A singular glass threshold wraps the perimeter, providing an envelope for interior space. Functioning as a means to dissolve the borderline within the building, the glass brings transparency to the process of border crossing where historically this hasn’t been the case. Enveloped in reflections of its surroundings both interior and exterior, the glass also functions as an optical lens through which the relief of the shade canopy and refuge offered by the structure extends infinitely.
The programmatic design is meant to at once reflect typical bordercrossing typologies, while also presenting the notion that the program comes secondary to the structure of the building. Through freestanding dispersion amongst the columns the programmatic design alludes to the building’s ability to adapt to an ever-changing spectrum of bordercrossing environments. The programmatic design presented here is meant to be a reflection of what could be implemented if the building appeared tomorrow.

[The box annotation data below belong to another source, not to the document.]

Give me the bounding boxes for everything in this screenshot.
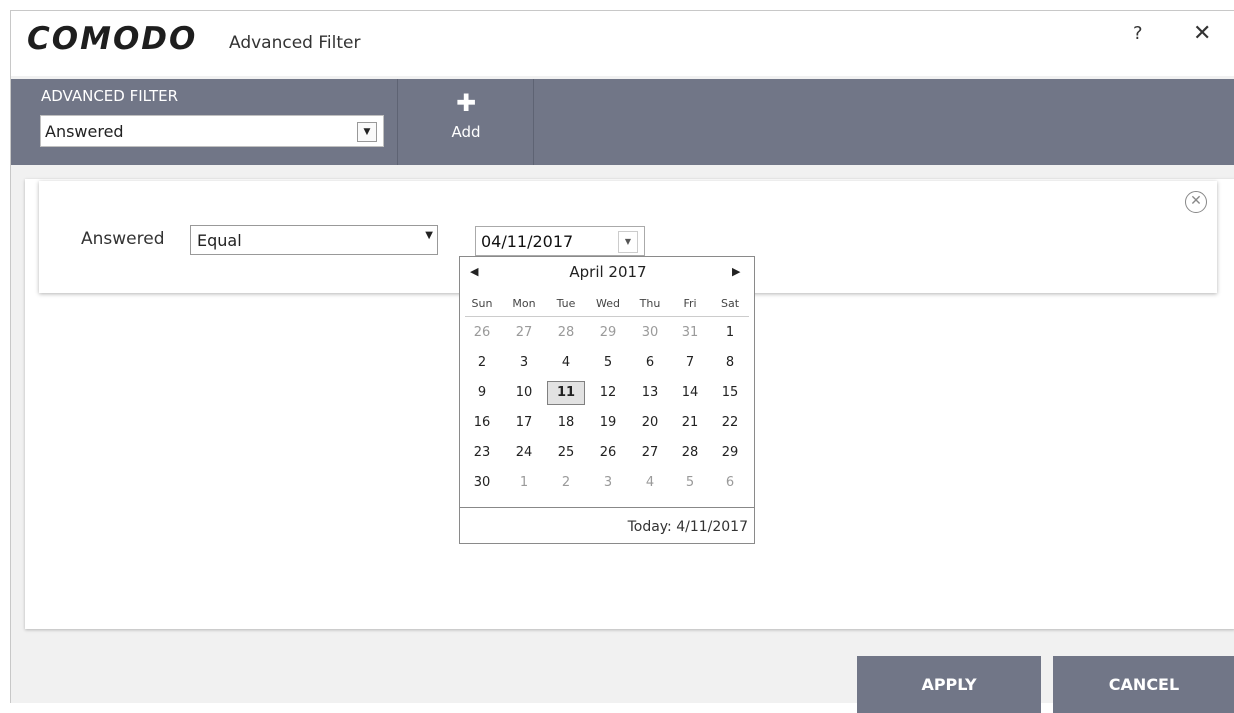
calendar-day[interactable]: 31 xyxy=(670,325,710,340)
date-picker-calendar: April 2017 ◀ ▶ Sun Mon Tue Wed Thu Fri Sat 26 27… xyxy=(459,256,755,544)
calendar-day[interactable]: 25 xyxy=(546,445,586,460)
apply-button[interactable]: APPLY xyxy=(857,656,1041,713)
calendar-day[interactable]: 5 xyxy=(588,355,628,370)
window-title: Advanced Filter xyxy=(229,33,361,53)
weekday-header: Fri xyxy=(683,297,697,310)
filter-field-value: Answered xyxy=(45,122,124,141)
calendar-day[interactable]: 17 xyxy=(504,415,544,430)
toolbar-divider xyxy=(397,79,398,165)
weekday-header: Tue xyxy=(556,297,576,310)
operator-value: Equal xyxy=(197,231,242,250)
add-label: Add xyxy=(451,123,481,141)
calendar-day[interactable]: 6 xyxy=(630,355,670,370)
calendar-day[interactable]: 14 xyxy=(670,385,710,400)
calendar-day[interactable]: 15 xyxy=(710,385,750,400)
calendar-day[interactable]: 27 xyxy=(504,325,544,340)
calendar-day[interactable]: 29 xyxy=(710,445,750,460)
calendar-day[interactable]: 18 xyxy=(546,415,586,430)
calendar-day[interactable]: 6 xyxy=(710,475,750,490)
weekday-header: Wed xyxy=(596,297,620,310)
calendar-day[interactable]: 24 xyxy=(504,445,544,460)
advanced-filter-label: ADVANCED FILTER xyxy=(41,87,179,105)
filter-toolbar: ADVANCED FILTER Answered ▼ ✚ Add xyxy=(11,79,1234,165)
calendar-day[interactable]: 1 xyxy=(710,325,750,340)
add-button[interactable]: ✚ Add xyxy=(441,91,491,151)
calendar-day[interactable]: 30 xyxy=(462,475,502,490)
calendar-day[interactable]: 8 xyxy=(710,355,750,370)
calendar-day[interactable]: 21 xyxy=(670,415,710,430)
close-icon[interactable]: ✕ xyxy=(1193,21,1211,46)
calendar-day[interactable]: 3 xyxy=(504,355,544,370)
date-picker-input[interactable]: 04/11/2017 ▼ xyxy=(475,226,645,256)
calendar-day[interactable]: 7 xyxy=(670,355,710,370)
plus-icon: ✚ xyxy=(455,89,477,117)
calendar-month-label: April 2017 xyxy=(569,263,647,281)
condition-field-label: Answered xyxy=(81,229,165,249)
calendar-day[interactable]: 3 xyxy=(588,475,628,490)
calendar-day[interactable]: 16 xyxy=(462,415,502,430)
calendar-day[interactable]: 11 xyxy=(546,381,586,405)
calendar-day[interactable]: 5 xyxy=(670,475,710,490)
calendar-day[interactable]: 4 xyxy=(546,355,586,370)
comodo-logo: COMODO xyxy=(27,21,198,57)
calendar-divider xyxy=(465,316,749,317)
calendar-day[interactable]: 26 xyxy=(462,325,502,340)
today-link[interactable]: Today: 4/11/2017 xyxy=(628,519,748,535)
arrow-right-icon[interactable]: ▶ xyxy=(732,265,740,278)
calendar-day[interactable]: 30 xyxy=(630,325,670,340)
weekday-header: Mon xyxy=(512,297,536,310)
calendar-day[interactable]: 23 xyxy=(462,445,502,460)
toolbar-divider xyxy=(533,79,534,165)
calendar-day[interactable]: 26 xyxy=(588,445,628,460)
calendar-day[interactable]: 12 xyxy=(588,385,628,400)
date-value: 04/11/2017 xyxy=(481,232,574,251)
chevron-down-icon[interactable]: ▼ xyxy=(357,122,377,142)
calendar-day[interactable]: 9 xyxy=(462,385,502,400)
calendar-day[interactable]: 2 xyxy=(546,475,586,490)
filter-field-select[interactable]: Answered ▼ xyxy=(40,115,384,147)
chevron-down-icon[interactable]: ▼ xyxy=(425,230,433,241)
advanced-filter-window: COMODO Advanced Filter ? ✕ ADVANCED FILT… xyxy=(10,10,1234,713)
calendar-day[interactable]: 4 xyxy=(630,475,670,490)
calendar-day[interactable]: 27 xyxy=(630,445,670,460)
calendar-day[interactable]: 1 xyxy=(504,475,544,490)
selected-day[interactable]: 11 xyxy=(547,381,585,405)
weekday-header: Sun xyxy=(471,297,493,310)
title-bar: COMODO Advanced Filter ? ✕ xyxy=(11,11,1234,76)
chevron-down-icon[interactable]: ▼ xyxy=(618,231,638,253)
calendar-footer-divider xyxy=(460,507,754,508)
calendar-day[interactable]: 19 xyxy=(588,415,628,430)
calendar-day[interactable]: 28 xyxy=(670,445,710,460)
cancel-button[interactable]: CANCEL xyxy=(1053,656,1234,713)
weekday-header: Sat xyxy=(720,297,740,310)
calendar-day[interactable]: 22 xyxy=(710,415,750,430)
calendar-day[interactable]: 10 xyxy=(504,385,544,400)
arrow-left-icon[interactable]: ◀ xyxy=(470,265,478,278)
help-icon[interactable]: ? xyxy=(1133,23,1143,44)
circle-x-icon[interactable]: ✕ xyxy=(1185,191,1207,213)
operator-select[interactable]: Equal ▼ xyxy=(190,225,438,255)
calendar-day[interactable]: 13 xyxy=(630,385,670,400)
weekday-header: Thu xyxy=(639,297,661,310)
calendar-day[interactable]: 2 xyxy=(462,355,502,370)
calendar-day[interactable]: 28 xyxy=(546,325,586,340)
calendar-day[interactable]: 20 xyxy=(630,415,670,430)
calendar-day[interactable]: 29 xyxy=(588,325,628,340)
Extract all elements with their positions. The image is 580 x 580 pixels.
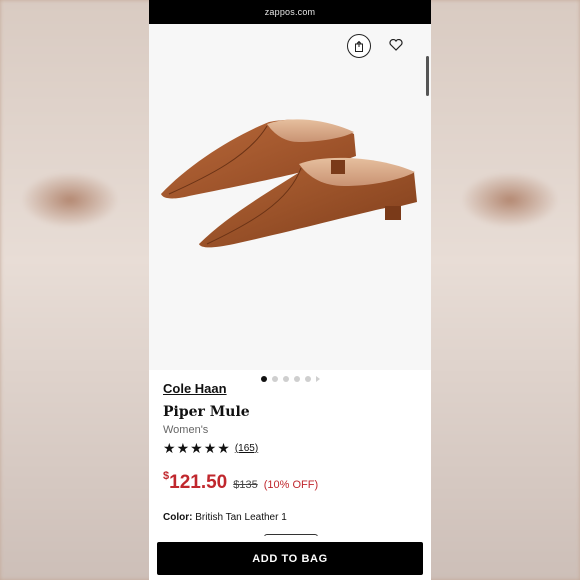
color-label: Color: xyxy=(163,512,193,523)
price-currency: $ xyxy=(163,470,170,482)
original-price: $135 xyxy=(233,479,258,491)
add-to-bag-button[interactable]: ADD TO BAG xyxy=(157,542,423,575)
product-gender: Women's xyxy=(163,424,209,436)
star-icon: ★ xyxy=(176,440,190,456)
product-image-area xyxy=(149,24,431,382)
star-icon: ★ xyxy=(203,440,217,456)
star-icon: ★ xyxy=(217,440,230,456)
star-icon: ★ xyxy=(190,440,203,456)
product-info: Cole Haan Piper Mule Women's ★ ★ ★ ★ ★ (… xyxy=(163,380,423,523)
share-button[interactable] xyxy=(347,34,371,58)
url-text: zappos.com xyxy=(264,7,316,17)
color-value: British Tan Leather 1 xyxy=(195,512,287,523)
color-selector-label: Color: British Tan Leather 1 xyxy=(163,512,423,523)
discount-badge: (10% OFF) xyxy=(263,479,319,491)
heart-icon xyxy=(389,39,403,51)
favorite-button[interactable] xyxy=(385,34,407,56)
product-title: Piper Mule xyxy=(163,404,250,420)
share-icon xyxy=(355,40,363,52)
price-row: $121.50 $135 (10% OFF) xyxy=(163,470,423,494)
product-image[interactable] xyxy=(149,94,431,264)
sale-price: $121.50 xyxy=(163,470,228,494)
review-count-link[interactable]: (165) xyxy=(235,443,258,454)
rating[interactable]: ★ ★ ★ ★ ★ (165) xyxy=(163,441,423,455)
browser-url-bar[interactable]: zappos.com xyxy=(149,0,431,24)
price-amount: 121.50 xyxy=(169,472,228,493)
phone-screen: zappos.com Cole Haan Piper Mule Women's … xyxy=(149,0,431,580)
brand-link[interactable]: Cole Haan xyxy=(163,381,227,396)
star-icon: ★ xyxy=(163,440,176,456)
scrollbar[interactable] xyxy=(426,56,429,96)
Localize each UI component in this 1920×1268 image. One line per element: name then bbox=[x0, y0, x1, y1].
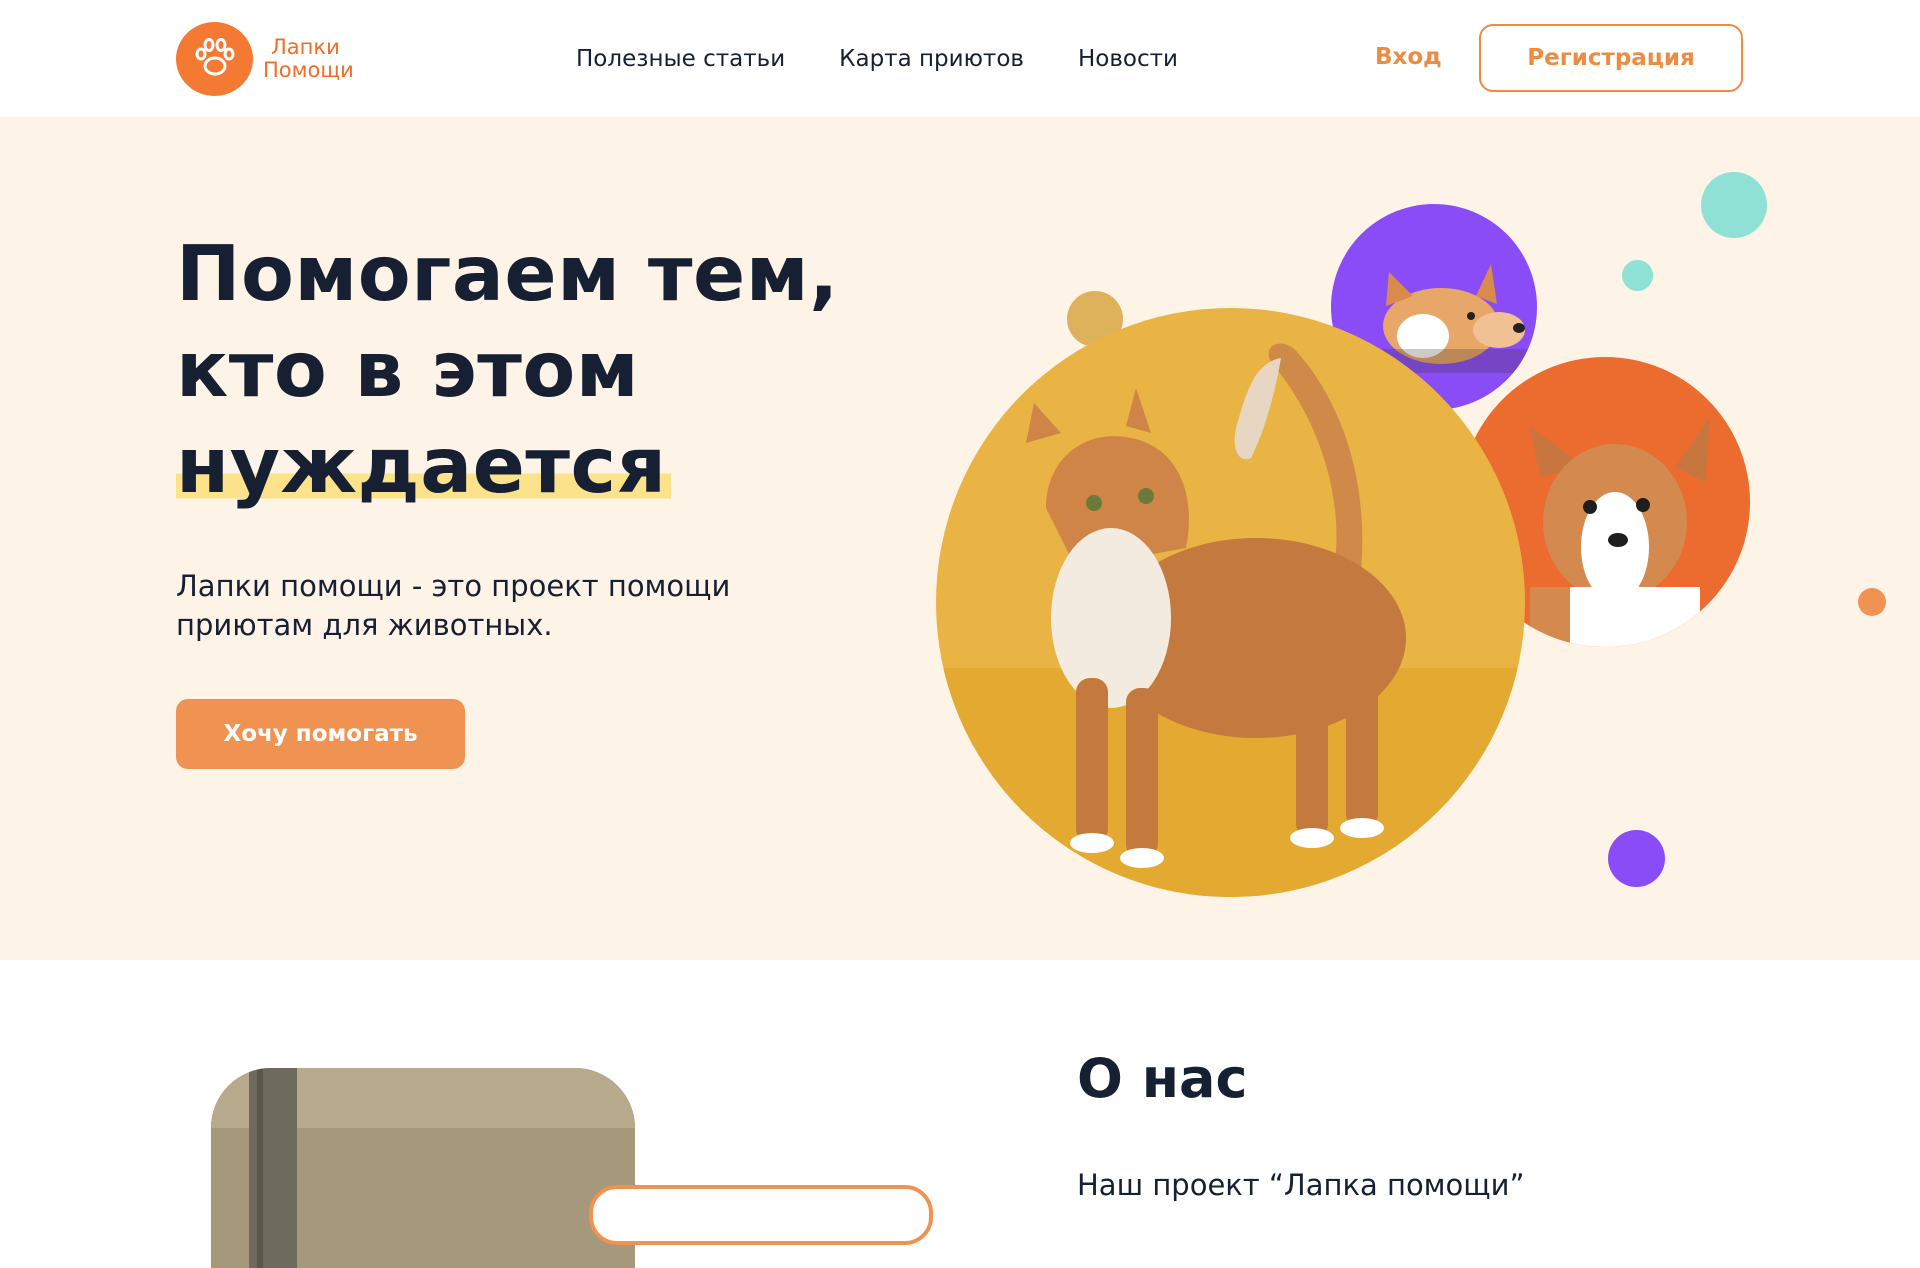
nav-item-articles[interactable]: Полезные статьи bbox=[576, 46, 785, 72]
decor-dot-purple bbox=[1608, 830, 1665, 887]
cat-photo bbox=[936, 308, 1525, 897]
logo-text: Лапки Помощи bbox=[263, 34, 354, 82]
about-text: Наш проект “Лапка помощи” bbox=[1077, 1168, 1525, 1202]
register-button[interactable]: Регистрация bbox=[1479, 24, 1743, 92]
logo-line-1: Лапки bbox=[271, 34, 340, 59]
logo-line-2: Помощи bbox=[263, 58, 354, 82]
hero-subtitle: Лапки помощи - это проект помощи приютам… bbox=[176, 569, 731, 642]
about-card bbox=[589, 1185, 933, 1245]
about-title: О нас bbox=[1077, 1047, 1248, 1110]
logo-link[interactable]: Лапки Помощи bbox=[176, 22, 354, 96]
hero-title-highlight: нуждается bbox=[176, 422, 671, 511]
decor-dot-orange-small bbox=[1858, 588, 1886, 616]
nav-item-shelter-map[interactable]: Карта приютов bbox=[839, 46, 1024, 72]
main-nav: Полезные статьи Карта приютов Новости bbox=[576, 0, 1178, 117]
decor-dot-teal-large bbox=[1701, 172, 1767, 238]
want-to-help-button[interactable]: Хочу помогать bbox=[176, 699, 465, 769]
hero-title-line-1: Помогаем тем, bbox=[176, 230, 839, 319]
nav-item-news[interactable]: Новости bbox=[1078, 46, 1178, 72]
hero-title: Помогаем тем, кто в этом нуждается bbox=[176, 227, 896, 515]
paw-icon bbox=[176, 22, 253, 96]
hero-title-line-2: кто в этом bbox=[176, 326, 640, 415]
about-photo bbox=[211, 1068, 635, 1268]
site-header: Лапки Помощи Полезные статьи Карта приют… bbox=[0, 0, 1920, 117]
decor-dot-teal-small bbox=[1622, 260, 1653, 291]
login-link[interactable]: Вход bbox=[1375, 44, 1442, 70]
hero-section: Помогаем тем, кто в этом нуждается Лапки… bbox=[0, 117, 1920, 960]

Operating on the periphery in the external pavilion is a series of water stations and washrooms, providing a practical initial relief from the harsh climate in addition to the shade canopy above. This is in direct response to initiatives trying to supply water to migrants in the region routinely being shot down by USBP, sabotaging any chance for survival in the harsh climate. The water stations here span 40 metres, providing more than enough for everyone.
In its form the building acts as a frame for a landscaped desert forest. Meant to provoke an inward congregation, the forest presents an opportunity to convene over a shared reality, being the continuity of landscape and terrain despite geopolitical division.
Two ramps spiral up either side of the forest, crossing the borderline, allowing for new perspectives to be found at the top, either facing inward to the other side, or outward to the expansive horizon beyond.